Zuckerberg will appear before the House Financial Services Committee on October 23, according to Maxine Waters, the panel’s Democratic chairwoman. He’ll be the sole witness at the hearing, which is advertised as an examination of Facebook’s broad impact on the financial services and housing industries, Waters said in a Wednesday statement.

Zuckerberg looks forward to testifying before the committee and responding to lawmakers’ questions, a Facebook spokesman said.

The hearing will be second held by Waters in a matter of months that features a Facebook senior manager. In July, both Democratic and Republican members on her panel grilled David Marcus, the executive leading Facebook’s development of the digital token, known as Libra. Lawmakers are concerned that the coin might be used to bypass money-laundering rules or that it could undermine government control over the flow of money.
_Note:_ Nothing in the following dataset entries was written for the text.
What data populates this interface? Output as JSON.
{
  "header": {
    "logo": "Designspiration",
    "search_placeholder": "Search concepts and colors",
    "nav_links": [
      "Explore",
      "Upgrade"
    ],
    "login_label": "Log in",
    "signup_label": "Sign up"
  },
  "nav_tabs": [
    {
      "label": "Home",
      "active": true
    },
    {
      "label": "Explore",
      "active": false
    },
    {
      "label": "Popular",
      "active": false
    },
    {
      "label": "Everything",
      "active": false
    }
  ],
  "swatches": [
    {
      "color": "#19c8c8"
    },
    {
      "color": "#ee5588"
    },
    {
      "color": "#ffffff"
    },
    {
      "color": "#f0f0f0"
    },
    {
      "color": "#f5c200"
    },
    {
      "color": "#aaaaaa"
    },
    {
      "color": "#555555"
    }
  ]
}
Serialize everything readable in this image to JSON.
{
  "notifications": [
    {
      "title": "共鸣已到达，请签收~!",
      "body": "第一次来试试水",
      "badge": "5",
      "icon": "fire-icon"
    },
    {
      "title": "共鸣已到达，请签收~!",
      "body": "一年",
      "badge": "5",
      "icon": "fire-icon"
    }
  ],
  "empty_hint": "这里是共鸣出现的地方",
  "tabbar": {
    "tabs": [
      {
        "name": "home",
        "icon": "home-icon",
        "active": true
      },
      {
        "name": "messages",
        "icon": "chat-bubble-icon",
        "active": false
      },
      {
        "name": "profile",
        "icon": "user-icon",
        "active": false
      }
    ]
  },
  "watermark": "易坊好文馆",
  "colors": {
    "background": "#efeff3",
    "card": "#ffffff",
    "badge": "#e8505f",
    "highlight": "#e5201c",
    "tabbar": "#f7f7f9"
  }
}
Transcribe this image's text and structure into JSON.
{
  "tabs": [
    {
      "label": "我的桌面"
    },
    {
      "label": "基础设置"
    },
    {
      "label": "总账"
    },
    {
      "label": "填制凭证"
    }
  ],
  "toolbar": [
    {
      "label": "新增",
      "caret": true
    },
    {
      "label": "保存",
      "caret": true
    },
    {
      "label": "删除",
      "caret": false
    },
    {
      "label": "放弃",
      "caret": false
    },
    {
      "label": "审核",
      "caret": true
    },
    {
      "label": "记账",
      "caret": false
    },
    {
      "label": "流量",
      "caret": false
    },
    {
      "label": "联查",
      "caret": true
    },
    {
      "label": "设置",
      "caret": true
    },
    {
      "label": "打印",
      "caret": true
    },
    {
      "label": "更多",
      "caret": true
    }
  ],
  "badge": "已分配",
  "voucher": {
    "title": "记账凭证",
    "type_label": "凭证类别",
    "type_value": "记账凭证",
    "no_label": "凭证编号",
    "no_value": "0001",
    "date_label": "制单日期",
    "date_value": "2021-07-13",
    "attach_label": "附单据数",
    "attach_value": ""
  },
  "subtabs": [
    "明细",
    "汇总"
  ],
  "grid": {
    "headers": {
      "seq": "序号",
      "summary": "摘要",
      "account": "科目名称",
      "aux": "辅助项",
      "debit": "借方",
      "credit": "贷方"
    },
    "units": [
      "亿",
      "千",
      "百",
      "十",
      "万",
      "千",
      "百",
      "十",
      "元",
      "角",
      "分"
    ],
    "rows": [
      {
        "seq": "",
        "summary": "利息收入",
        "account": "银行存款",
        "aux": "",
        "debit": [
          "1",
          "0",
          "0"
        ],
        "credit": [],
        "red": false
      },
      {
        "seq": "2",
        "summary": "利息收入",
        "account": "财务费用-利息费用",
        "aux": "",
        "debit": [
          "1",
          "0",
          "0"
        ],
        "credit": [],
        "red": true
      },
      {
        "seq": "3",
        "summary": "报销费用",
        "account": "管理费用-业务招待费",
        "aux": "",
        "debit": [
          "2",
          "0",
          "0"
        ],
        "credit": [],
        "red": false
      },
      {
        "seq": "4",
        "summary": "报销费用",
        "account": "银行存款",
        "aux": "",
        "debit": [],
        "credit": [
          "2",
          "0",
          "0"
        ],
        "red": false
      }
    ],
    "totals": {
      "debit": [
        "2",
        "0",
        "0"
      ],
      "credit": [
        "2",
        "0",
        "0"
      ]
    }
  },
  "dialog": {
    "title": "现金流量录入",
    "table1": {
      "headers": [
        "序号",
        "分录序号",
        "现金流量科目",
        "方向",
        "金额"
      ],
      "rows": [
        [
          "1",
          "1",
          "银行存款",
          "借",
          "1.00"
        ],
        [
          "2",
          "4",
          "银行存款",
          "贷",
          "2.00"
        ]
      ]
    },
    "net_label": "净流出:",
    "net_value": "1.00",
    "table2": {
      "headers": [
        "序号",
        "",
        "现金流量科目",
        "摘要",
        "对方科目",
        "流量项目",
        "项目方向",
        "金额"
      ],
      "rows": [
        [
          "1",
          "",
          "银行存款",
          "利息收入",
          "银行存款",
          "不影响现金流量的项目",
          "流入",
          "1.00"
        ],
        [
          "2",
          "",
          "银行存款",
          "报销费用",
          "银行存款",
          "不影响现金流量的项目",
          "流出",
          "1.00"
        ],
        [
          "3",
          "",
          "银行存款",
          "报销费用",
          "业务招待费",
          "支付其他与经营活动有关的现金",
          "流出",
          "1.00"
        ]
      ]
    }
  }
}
Facebook announced in June it’s trying to create a new cryptocurrency using similar technology to that of Bitcoin, saying it would lower the cost of payments and money transfers. The company helped form a new organization, called the Libra Association, that’s incorporated in Switzerland and would manage the currency.

Blowback to the plan was swift. Federal Reserve Chairman Jerome Powell has said Libra could pose a risk to the financial system, and its drawn criticism from President Donald Trump and Treasury Secretary Steven Mnuchin. The French and German finance ministers have said they would block the project.